Questo stato di cose sembra invitarci a ricorrere con ancora più solerzia al cosiddetto helicopter money: una bella cascata di pagamenti diretti che dalle banche centrali finiscono nelle tasche della gente. Una sorta di quantitative easing del popolo, come suggerito anche dall’hedge funder Ray Dalio. Questo tipo di sussidio non può essere liquidato quando si tratta di interi segmenti di popolazione che rischiano di ritrovarsi dalla sera alla mattina senza i soldi per mangiare, o per pagare l’affitto. I 1.200 dollari stanziati dalla Fed statunitense una tantum non impediranno che molti disoccupati, senza i patrimoni familiari e le case di proprietà tipici degli europei, allungheranno le file alle mense dei poveri che già sono chilometriche.

Ma va tenuto conto, da un punto di vista macroeconomico, anche  di quella grande fetta di popolazione occidentale che userebbe quei soldi per proseguire il suo isolamento sociale: ad esempio, campando di cibo d’asporto e ordinando tutto il resto su Amazon. Questo potrebbe avere due effetti: il primo è di natura sociale, con una classe di lavoratori della logistica e della grande distribuzione sempre più spremuta fino all’arrivo dei robot, da un lato, e una classe di insegnanti, creativi, lavoratori del terziario avanzato che potranno vivere con il mondo a portata di click.
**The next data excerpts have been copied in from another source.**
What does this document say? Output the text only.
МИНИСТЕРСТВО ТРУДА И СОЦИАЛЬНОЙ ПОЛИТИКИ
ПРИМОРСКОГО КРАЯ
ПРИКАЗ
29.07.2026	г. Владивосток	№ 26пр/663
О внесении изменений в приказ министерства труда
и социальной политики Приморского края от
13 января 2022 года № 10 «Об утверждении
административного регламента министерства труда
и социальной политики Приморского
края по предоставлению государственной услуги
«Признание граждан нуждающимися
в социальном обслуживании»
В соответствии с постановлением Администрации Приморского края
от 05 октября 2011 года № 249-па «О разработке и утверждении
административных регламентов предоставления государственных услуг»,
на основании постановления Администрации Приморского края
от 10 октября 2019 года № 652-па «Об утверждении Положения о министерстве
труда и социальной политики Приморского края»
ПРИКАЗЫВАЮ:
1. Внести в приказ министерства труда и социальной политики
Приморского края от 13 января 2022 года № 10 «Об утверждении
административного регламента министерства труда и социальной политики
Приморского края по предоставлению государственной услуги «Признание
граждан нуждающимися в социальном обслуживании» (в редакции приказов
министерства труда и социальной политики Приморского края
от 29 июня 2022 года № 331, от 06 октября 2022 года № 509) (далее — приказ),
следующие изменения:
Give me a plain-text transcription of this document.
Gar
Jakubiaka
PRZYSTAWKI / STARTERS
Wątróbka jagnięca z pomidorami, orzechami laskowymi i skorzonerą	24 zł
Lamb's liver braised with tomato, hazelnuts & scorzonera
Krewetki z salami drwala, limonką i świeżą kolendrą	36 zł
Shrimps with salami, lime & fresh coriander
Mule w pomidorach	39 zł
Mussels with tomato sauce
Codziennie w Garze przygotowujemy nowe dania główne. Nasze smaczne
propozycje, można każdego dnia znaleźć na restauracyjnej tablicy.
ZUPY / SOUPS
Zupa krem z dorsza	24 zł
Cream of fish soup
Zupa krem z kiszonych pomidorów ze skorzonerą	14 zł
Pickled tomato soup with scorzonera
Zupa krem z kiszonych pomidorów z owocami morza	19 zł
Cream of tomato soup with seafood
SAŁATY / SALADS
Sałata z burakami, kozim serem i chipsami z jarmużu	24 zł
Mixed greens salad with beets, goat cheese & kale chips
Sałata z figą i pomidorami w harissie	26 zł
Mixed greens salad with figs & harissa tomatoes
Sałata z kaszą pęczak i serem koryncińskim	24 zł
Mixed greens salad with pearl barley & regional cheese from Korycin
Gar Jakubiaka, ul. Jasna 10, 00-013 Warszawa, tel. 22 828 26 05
Il secondo effetto dell’helicopter money potrebbe essere quello di rafforzare la posizione dominante degli oligopoli statunitensi dell’hi-tech, che assorbirebbero ancora più facilmente i “pesci piccoli” devastati dalla crisi e si consoliderebbero come infrastrutture ancora più imprescindibili delle nostre esistenze. Gli analisti sono già da tempo convinti di questa prospettiva, e stanno consigliando di investire proprio nei cinque big della Silicon Valley: Google, Apple, Microsoft, Alphabet e Amazon, posizionati ciascuno nel miglior modo possibile per rafforzare il proprio quasi-monopolio.

La difficoltà nel coordinare i vari piani di ripresa in Occidente sta nel fatto che questi non potranno essere fatti su misura per il mondo che c’era prima, ma per il mondo che verrà, e che possiamo solo definire con tratti grezzi. Un mondo che non consideri tabù la riconversione di intere categorie di lavoratori, che riorganizzi le università prima che ricomincino a sfornare soltanto potenziali rentier che vivono sulle spalle di chi deve andare a lavoro tutti i giorni, e soprattutto che immagini investimenti per ampliare e aggiornare la rete di trasporti pubblici, e rendere più credibili le istituzioni che invitano alla convivenza col virus.

Senza dimenticare che, alla fine, a decidere se come collettività torneremo a una parvenza di vita normale sarà la solita interazione tra educazione familiare e gruppi di interesse, tra affiliazioni politiche e teste pensanti. Il coronavirus, e la paura dello stesso, ha modificato e modificherà ancora i comportamenti della gente sul lungo periodo, qualunque cosa suggeriscono di fare i governi. Per sbloccare l’economia non basterà sbloccare le restrizioni, semmai si dovrà allentare il lockdown, almeno parziale, che perdurerà a lungo dentro di noi.